アメリカ中を回る遠征に携えた、ハートマンのトランク【ベーブ・ルース編】
文:小暮昌弘(LOST & FOUND) 写真:宇田川 淳 スタイリング:井藤成一子どもの頃から不良で、感化院のセント・メリーに入れられてしまったベーブ・ルース。実はルースはここの職業訓練で学び、洋服の仕立て職人になるつもりだった。だが幸いにも野球の才能が認められ、マイナーリーグのボルチモア・オリオールズ(現在のオリオールズとは無関係)にリクルートされる。このとき、彼が手にした年俸は年600ドル。同じ年の1914年、メジャーリーグのボストン・レッドソックスにトレードされたときには4倍強の2500ドルに。それが6年経ってヤンキースに移籍するときには、2万ドルにまで跳ね上がった。ヤンキースでチームとして初の世界一に輝き、年間ホームラン60本の偉業を達成した30年には年棒も8万ドルを超えた。この金額は当時の大統領、ハーバート・フーバーをも超えていたという。
そんなルースだから、試合のために遠征に出るときでもチームとは別行動。彼の自伝『不滅の714本塁打への道』(ベースボール・マガジン社)には、ヤンキースのほかの選手が3ドルの部屋に泊まっているのに彼だけは100ドルの部屋に。さらに「ヤンキースの大スターであるぼくは、消防自動車のような真っ赤なパッカードのスポーツカーを乗り回すようになった」とある。
そんな人生の成功者であるルースが当時愛用していたのが、アメリカを代表するラゲッジブランド、ハートマンの巨大な「クッショントップ・ワードローブ・トランク」。彼はこのトランクを持ち“消防車のような”クルマでアメリカ中を回っていたのだろう。
ハートマンはアメリカのウィスコンシン州ミルウォーキーで、1877年に誕生したブランドだ。創業者はバイエルン出身のトランク職人であったジョセフ・S・ハートマン。「エクセレンスを象徴するような高級ラゲッジを製作する」というビジョンのもと、最高のクラフツマンシップを注いだ製品をつくり続けている。

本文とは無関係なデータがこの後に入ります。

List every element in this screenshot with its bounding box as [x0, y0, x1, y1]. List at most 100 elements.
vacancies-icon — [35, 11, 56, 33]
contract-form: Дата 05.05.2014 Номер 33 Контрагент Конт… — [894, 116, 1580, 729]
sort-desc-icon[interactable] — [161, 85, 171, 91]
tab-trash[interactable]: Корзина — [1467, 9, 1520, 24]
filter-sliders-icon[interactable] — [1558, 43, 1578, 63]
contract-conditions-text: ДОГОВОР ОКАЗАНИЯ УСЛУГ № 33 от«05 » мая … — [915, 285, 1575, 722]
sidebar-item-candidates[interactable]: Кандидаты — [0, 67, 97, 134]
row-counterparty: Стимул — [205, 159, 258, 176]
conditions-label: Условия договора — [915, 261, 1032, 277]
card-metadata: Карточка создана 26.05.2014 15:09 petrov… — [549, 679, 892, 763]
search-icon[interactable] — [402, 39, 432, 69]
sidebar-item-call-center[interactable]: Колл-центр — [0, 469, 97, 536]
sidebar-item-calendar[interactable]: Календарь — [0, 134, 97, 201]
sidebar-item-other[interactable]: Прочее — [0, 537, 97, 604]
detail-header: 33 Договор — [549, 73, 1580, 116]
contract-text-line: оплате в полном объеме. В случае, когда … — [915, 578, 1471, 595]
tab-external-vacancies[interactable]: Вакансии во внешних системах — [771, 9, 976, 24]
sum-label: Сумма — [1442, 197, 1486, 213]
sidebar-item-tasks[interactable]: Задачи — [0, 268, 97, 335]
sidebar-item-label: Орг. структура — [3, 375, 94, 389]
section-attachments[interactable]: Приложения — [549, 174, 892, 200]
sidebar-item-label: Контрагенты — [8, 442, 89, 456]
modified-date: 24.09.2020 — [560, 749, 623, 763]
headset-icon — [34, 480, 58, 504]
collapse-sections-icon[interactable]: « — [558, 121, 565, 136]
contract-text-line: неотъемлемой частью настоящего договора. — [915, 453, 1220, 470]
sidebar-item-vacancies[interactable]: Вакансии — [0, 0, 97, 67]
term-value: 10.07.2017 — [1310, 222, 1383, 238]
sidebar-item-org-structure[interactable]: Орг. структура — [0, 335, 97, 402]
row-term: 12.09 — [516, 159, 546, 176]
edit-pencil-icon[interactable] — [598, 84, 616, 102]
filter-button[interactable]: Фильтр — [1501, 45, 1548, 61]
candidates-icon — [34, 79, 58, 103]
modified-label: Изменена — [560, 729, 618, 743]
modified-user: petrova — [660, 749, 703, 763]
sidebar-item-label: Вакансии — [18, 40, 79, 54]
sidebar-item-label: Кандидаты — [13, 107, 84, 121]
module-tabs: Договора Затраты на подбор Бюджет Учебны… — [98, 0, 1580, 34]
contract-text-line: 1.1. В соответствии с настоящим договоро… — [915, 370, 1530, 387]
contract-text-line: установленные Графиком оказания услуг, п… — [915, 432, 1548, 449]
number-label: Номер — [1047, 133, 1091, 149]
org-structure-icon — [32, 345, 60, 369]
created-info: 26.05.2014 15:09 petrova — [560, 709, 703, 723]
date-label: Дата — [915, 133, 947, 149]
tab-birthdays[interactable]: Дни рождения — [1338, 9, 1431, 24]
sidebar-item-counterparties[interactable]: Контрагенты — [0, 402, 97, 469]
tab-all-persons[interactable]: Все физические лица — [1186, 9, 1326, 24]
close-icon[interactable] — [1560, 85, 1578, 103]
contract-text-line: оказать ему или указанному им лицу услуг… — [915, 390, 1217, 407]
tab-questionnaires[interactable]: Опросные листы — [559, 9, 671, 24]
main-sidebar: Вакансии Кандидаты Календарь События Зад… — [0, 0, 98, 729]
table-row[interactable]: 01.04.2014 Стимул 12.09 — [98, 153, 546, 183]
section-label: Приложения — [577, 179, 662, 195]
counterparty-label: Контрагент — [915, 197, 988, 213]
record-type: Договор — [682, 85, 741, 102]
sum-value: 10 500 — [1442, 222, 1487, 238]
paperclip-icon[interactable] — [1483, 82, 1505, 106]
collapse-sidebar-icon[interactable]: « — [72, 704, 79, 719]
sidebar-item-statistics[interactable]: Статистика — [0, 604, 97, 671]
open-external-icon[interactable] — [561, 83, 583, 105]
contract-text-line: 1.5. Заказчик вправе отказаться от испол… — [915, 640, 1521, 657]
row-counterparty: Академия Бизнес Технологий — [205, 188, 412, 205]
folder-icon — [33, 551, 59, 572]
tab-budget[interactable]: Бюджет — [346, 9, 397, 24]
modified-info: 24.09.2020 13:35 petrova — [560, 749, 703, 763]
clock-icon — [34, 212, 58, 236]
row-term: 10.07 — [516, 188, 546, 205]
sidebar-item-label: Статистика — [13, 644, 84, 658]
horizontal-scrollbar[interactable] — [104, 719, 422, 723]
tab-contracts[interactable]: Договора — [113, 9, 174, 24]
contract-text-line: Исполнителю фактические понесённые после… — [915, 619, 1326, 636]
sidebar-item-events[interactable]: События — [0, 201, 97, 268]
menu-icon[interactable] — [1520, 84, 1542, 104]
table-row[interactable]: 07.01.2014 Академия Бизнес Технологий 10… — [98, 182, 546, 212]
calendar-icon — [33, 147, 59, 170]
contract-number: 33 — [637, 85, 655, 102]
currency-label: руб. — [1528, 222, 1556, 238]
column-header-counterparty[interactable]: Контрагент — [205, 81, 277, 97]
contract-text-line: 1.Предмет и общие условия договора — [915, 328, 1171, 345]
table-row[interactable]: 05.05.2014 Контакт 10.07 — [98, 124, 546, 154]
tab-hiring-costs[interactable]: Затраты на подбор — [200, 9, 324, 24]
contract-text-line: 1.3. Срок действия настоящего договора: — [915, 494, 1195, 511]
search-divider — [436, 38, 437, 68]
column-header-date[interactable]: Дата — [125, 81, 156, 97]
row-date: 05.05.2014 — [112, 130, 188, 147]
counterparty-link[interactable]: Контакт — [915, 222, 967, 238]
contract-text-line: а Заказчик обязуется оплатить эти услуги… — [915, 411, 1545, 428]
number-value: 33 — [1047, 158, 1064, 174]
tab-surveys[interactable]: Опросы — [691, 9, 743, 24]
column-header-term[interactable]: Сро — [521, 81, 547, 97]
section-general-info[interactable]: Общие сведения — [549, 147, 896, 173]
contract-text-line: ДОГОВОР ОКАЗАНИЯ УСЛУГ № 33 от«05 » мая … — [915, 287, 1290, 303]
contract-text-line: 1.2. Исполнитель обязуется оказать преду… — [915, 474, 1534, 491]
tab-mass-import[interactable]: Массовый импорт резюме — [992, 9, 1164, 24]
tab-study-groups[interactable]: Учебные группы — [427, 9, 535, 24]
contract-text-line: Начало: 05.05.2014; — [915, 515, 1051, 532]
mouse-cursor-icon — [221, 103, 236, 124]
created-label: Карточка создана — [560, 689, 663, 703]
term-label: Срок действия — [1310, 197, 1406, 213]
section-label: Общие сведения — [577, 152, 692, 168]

もちろん、ルースが愛用したトランクはもう製作されていないが、人気の「ツイードシリーズ」は創業当時から愛されてきたラゲッジ。いま発売されているものは、現代のスタイルにマッチしたデザインにアップデートされている。本体に使われるツイードも丈夫で、シミや汚れがつきにくい100%ナイロンツイード素材を採用。トリムやハンドルには上質なレザーが使われ、その佇まいからは長いラゲッジづくりの伝統、ひいてはアメリカのものづくりの歴史を感じ取ることができる。ルースがこのラゲッジブランドを選んだ理由も、そこにあるのではないだろうか。